The acquisition, which is not subject to a financing condition, is expected to close in the fourth quarter.

Skype is a Luxembourg-based software that enables individuals and businesses to make free video and voice calls, send instant messages and share files with other Skype users.

USI sets launch

USI Holdings revealed that it will be holding a conference call on Tuesday to kickoff syndication on a new $100 million incremental senior secured term loan (B-) that is being led by sole lead arranger Goldman Sachs.

Proceeds will be used for general corporate purposes.

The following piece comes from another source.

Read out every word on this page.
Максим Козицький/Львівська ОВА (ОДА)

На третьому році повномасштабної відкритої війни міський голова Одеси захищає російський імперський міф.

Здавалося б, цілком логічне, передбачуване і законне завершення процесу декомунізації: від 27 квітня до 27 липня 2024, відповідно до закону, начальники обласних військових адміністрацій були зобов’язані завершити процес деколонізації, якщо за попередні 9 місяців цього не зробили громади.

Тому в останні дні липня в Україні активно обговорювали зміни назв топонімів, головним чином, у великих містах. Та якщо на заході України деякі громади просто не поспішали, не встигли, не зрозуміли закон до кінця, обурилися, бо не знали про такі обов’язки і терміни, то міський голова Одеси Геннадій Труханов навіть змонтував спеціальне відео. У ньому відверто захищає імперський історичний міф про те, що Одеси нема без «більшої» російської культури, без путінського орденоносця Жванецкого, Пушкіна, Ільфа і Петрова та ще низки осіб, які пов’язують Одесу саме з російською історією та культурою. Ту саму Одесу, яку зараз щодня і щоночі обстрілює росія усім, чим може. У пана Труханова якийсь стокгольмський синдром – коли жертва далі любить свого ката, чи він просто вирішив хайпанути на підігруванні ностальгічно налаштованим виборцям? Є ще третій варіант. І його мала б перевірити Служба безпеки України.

In June, the company had approached the market with a $117 million incremental senior secured term loan (B-) due in May 2014 that was going to fund a tender offer for up to $100 million of its outstanding senior floating-rate notes due 2014 and 9.75% senior subordinated notes due 2015.

However, the loan was pulled because the tender offer was terminated as a result of minimal participation in the tender.

The pulled loan was being talked at Libor plus 575 bps with an original issue discount of 90.

According to an informed source, price talk on this new transaction is expected to come cheaper since the credit markets are different now.

"Markets have improved and that's why [they're] tapping the market at this point," the source explained.

USI is a Briarcliff Manor, N.Y.-based distributor of property and casualty insurance and employee benefits products.

Executive Health pulled

Executive Health Resources Inc.'s proposed $170 million credit facility that was supposed to launch on Friday was pulled from market, according to sources.

The facility was going to consist of a $10 million revolver and a $160 million term loan.

Credit Suisse was going to be the lead bank on the deal that would have been used to pay a dividend to ABRY Partners and repay bank debt.

Executive Health Resources is a Newton Square, Pa.-based provider of specially trained, technology-supported physician advisors to hospitals.